Full Text Index not reading PDFs on Domino 9 Server
We have a IBM Notes procedure database that uses a separate database to store attachment documents that have the current copy of the latest procedure attached. That database is full text indexed for searching the procedures. Most of the procedures are Word documents and don't seem to have a problem, but a particular kind of procedure is stored as a PDF. The problem we have is with the PDFs. It appears that a search doesn't return anything but Word documents that contain the search phrase even though there are many PDFs that contain the search phrase. Is there a setting or something that needs to be set to get it to find the PDFs? These are true PDFs, not TIFs. MJ
Solution 1:
Unfortunately you can't use the answer from Torsten. Domino started using Apache Tika from version 10.0 onward, and Domino 9.x and prior all used the Verity Keyview filter libraries. Was there ever a point at which the PDFs were indexing?
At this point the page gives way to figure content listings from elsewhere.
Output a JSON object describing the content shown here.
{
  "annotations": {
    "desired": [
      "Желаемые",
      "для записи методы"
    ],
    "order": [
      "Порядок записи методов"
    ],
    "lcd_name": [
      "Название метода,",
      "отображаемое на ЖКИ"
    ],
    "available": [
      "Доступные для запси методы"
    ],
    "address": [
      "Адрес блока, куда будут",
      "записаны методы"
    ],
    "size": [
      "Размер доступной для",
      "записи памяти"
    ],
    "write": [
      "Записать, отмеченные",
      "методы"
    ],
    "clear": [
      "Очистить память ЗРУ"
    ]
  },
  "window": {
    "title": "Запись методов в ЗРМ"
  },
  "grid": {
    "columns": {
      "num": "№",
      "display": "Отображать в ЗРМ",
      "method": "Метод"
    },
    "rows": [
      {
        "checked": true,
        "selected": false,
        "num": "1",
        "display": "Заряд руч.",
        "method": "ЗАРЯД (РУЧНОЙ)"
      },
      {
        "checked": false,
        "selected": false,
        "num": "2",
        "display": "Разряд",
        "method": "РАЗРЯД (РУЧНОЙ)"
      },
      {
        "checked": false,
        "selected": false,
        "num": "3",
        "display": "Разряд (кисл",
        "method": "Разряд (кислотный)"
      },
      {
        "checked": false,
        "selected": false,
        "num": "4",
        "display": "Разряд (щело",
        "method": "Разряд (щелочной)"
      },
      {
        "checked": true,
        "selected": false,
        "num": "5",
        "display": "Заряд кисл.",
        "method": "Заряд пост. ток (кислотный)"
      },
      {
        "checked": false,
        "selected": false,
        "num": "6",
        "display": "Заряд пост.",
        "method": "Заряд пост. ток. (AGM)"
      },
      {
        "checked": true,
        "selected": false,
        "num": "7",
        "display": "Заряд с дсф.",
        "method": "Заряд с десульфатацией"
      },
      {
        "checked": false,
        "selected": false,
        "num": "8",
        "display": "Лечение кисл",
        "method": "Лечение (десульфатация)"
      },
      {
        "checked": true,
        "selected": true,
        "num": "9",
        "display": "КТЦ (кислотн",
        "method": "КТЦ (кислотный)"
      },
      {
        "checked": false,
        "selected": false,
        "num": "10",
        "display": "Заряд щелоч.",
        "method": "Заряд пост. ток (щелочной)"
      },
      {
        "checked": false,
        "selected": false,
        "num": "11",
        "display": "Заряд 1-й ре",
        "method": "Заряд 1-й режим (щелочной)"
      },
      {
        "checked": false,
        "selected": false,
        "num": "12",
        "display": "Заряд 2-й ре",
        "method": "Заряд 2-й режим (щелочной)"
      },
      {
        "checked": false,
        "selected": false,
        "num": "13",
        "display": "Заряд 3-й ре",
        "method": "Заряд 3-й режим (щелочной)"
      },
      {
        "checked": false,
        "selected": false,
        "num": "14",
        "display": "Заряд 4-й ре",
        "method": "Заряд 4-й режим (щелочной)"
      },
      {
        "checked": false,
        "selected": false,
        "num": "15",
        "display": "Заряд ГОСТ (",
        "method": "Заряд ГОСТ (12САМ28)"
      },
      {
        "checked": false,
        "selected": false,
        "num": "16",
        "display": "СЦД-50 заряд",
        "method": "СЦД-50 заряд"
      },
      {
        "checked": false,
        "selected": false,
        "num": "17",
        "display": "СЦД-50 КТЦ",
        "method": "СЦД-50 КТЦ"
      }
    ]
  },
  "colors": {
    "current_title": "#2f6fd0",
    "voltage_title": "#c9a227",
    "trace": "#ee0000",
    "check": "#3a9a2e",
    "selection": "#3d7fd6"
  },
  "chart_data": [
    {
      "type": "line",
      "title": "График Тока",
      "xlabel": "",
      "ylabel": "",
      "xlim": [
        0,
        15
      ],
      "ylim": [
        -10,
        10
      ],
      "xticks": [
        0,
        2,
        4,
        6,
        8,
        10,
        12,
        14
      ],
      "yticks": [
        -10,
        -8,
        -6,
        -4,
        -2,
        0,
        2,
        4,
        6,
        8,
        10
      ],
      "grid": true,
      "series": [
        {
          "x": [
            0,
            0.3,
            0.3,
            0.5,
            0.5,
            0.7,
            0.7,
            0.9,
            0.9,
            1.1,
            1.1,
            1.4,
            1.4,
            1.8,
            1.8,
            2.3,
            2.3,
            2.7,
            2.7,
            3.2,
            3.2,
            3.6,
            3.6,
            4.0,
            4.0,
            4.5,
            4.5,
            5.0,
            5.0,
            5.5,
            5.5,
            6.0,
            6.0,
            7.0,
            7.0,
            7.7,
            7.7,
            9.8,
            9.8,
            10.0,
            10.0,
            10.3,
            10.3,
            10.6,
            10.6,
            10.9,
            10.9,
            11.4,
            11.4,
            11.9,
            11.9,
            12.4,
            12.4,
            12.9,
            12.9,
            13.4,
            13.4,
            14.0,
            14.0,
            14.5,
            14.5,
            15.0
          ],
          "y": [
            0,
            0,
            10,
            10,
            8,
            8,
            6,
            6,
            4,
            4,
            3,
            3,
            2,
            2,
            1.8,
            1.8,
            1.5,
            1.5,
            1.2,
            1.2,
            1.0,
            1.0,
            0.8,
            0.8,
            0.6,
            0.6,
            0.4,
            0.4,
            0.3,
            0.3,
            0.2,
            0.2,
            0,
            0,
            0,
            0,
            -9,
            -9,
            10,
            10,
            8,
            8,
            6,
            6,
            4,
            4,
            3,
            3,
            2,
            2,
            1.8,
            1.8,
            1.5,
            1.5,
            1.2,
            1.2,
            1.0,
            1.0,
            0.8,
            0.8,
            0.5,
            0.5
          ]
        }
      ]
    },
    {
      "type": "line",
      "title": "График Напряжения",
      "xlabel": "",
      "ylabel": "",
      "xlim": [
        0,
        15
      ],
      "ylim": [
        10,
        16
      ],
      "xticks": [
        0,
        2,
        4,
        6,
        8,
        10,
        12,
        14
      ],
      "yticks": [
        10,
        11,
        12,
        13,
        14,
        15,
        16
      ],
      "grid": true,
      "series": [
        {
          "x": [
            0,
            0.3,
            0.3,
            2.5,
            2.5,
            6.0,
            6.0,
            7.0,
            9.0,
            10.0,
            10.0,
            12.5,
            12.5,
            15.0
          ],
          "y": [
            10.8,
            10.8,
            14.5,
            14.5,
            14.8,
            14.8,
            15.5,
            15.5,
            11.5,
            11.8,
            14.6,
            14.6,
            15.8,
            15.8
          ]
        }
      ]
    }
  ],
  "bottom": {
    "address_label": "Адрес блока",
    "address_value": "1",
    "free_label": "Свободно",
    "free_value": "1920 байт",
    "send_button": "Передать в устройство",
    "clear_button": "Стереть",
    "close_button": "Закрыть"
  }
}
One thing I might try in order to trouble-shoot this is to enable the INI DEBUG_FT_STREAM=2049. You don't need to restart the server. Rebuild your database's index (load updall -x mydbname). IF the pdf is being processed at all, you should see a log line stating one of the following:
"Indexing Attachment Object: 'myattachment.pdf' Size = 65536 using Keyview"
"Indexing Attachment Object: 'myattachment.pdf' Size = 65536 using Brute Force"
If neither of these show up, then you may need to dig some more. If the "Brute Force" one shows up then, yeah, something from the PDF is being indexed but who knows what. Brute Force just quickly strips out any ASCII text it can find and so the indexed result can be very inaccurate.